Bei den 18-Footer Regatten in San Francisco wäre es fast zu einem dramatischen Unglücksfall gekommen. Der Neuseeländer Graham Catley und sein Vorschoter Brad Collins waren jeweils unter dem gekenterten Boot gefangen. Catley teilt seine Lehren aus dem Fall.

Norbert Peter, 18 Footer

Norbert Peter mit seiner britischen Crew beim Stecker während des Practice Races in San Francisco. © Christophe Favreau

In einer Konversation mit Norbert Peter, dem aktivsten deutschen 18-Footer Segler und europäischen Klassenboss, bittet Catley, seine Erfahrung nach dem Erlebnis möglichst vielen Seglern mitzuteilen. 18 Footer sind sicher sehr spezielle Sportgeräte, aber die Gefahr des Verklemmens unter Wasser nach einer Kenterung besteht bei vielen Skiffs und Jollen. Wer mit dem Trapezhaken hängen bleibt, sollte in der Lage sein, möglichst schnell den Gurt auszuziehen.
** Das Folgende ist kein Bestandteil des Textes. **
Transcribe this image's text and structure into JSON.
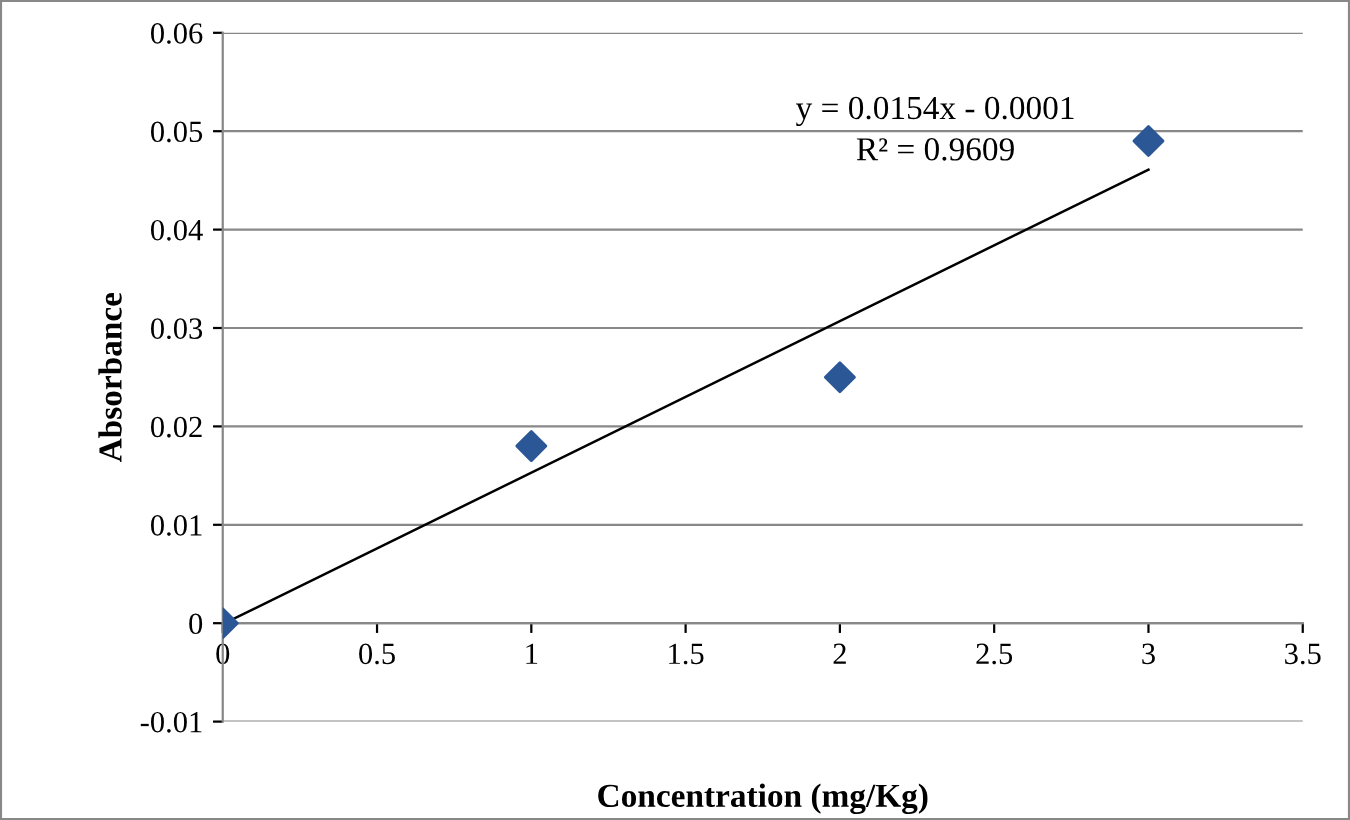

Catley schreibt: “Ich möchte nicht zu dramtisch erscheinen, aber wenn ich oder Brad bei den zwei Kenterungen in San Francisco ein Shirt über der Trapezhose getragen hätten, würde heute keiner mehr von uns leben.

Wir  verfingen uns bei den beiden Kenterungen an einem Tag jeweils mit den Haken der Trapezhose im Netz zwischen den Auslegern. Als sich das Boot überschlug, waren wir mit unseren Köpfen unter dem Ausleger unter Wasser gefangen.

Wir versuchten jeweils zuerst uns selber mit dem Haken aus der Falle zu lösen, was im Rückblick gesehen aber unmöglich war. In meinem Fall standen beide Vorschoter auf der anderen Seite des Netzes und sie schafften es trotzdem nicht, meinen Haken vom Netz zu bekommen und mich zu befreien. Diese Versuche kosteten fast unsere Leben, weil wir Zeit verloren, um die Trapezhose auszuziehen.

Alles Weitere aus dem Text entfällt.